Avoiding a blue-sky session because you assume you have no time and money for anything fancy and new could result in you missing out on those unique and special moments that will define your brand. You may have a new website that functions well and checks all the utility boxes, but it could miss an opportunity to evolve your brand and create valuable emotional connections with your customers.

We recently worked on a project that shared this experience. It was a tight timeline so all eyes were set on hitting the launch date successfully. We didn’t feel we had a lot of time to push the envelope in terms of content production and functionality so things were kept lean, adhering to the big challenges we needed to tackle like improved navigation, content structure, and taxonomy (which are all hugely important) as well as art direction evolution. A design and information architecture were created that was leaps and bounds above the current site, but it fell short of elevating some of the brand’s special sauce. While the features weren’t missing it didn’t fully capture some of the visionary ideas held by the CEO.

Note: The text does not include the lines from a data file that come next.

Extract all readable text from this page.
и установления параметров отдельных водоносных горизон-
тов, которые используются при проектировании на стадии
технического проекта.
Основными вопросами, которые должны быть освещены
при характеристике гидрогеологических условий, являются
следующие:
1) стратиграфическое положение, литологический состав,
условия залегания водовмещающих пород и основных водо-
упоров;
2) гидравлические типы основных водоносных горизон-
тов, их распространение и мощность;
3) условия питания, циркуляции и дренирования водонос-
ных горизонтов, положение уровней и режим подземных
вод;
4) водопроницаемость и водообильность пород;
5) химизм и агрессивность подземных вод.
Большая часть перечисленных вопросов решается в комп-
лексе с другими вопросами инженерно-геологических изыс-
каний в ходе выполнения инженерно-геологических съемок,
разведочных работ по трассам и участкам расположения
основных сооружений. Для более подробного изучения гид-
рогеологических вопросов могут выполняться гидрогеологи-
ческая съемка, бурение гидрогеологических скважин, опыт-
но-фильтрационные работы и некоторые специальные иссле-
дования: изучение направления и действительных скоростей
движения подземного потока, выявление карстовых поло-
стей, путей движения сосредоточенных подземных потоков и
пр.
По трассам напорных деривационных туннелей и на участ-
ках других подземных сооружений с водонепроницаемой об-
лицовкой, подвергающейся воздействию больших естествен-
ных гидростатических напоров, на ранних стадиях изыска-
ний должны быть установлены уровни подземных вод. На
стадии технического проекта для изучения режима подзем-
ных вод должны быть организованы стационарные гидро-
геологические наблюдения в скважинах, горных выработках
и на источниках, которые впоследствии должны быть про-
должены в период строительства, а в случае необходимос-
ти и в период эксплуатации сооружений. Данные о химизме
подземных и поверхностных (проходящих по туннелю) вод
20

The team regrouped and committed to a blue-sky session to further tease out what these visions could look like and different ways they could be applied to the site. There were several ideas that fell into the high impact/high effort area, so we knew those had to be put on hold. But, surprisingly, there were several ideas that fell into the high impact/low effort quadrant that we could implement within our original timeline and budget that resulted in a completely redesigned homepage. It was much of the same content and features we had before, but reimagined in more impactful ways that better hit the goals. The results were stunning. With a little extra time spent on aspirational thinking we were able to put together an entirely new look.

The most valuable take-away here is that it’s never a bad idea to take a moment to think big and have a fashion show of ideas. The blue-sky process can be scaled to fit in any timeline or budget. Have fun exploring a host of different fabrics and patterns and see what happens.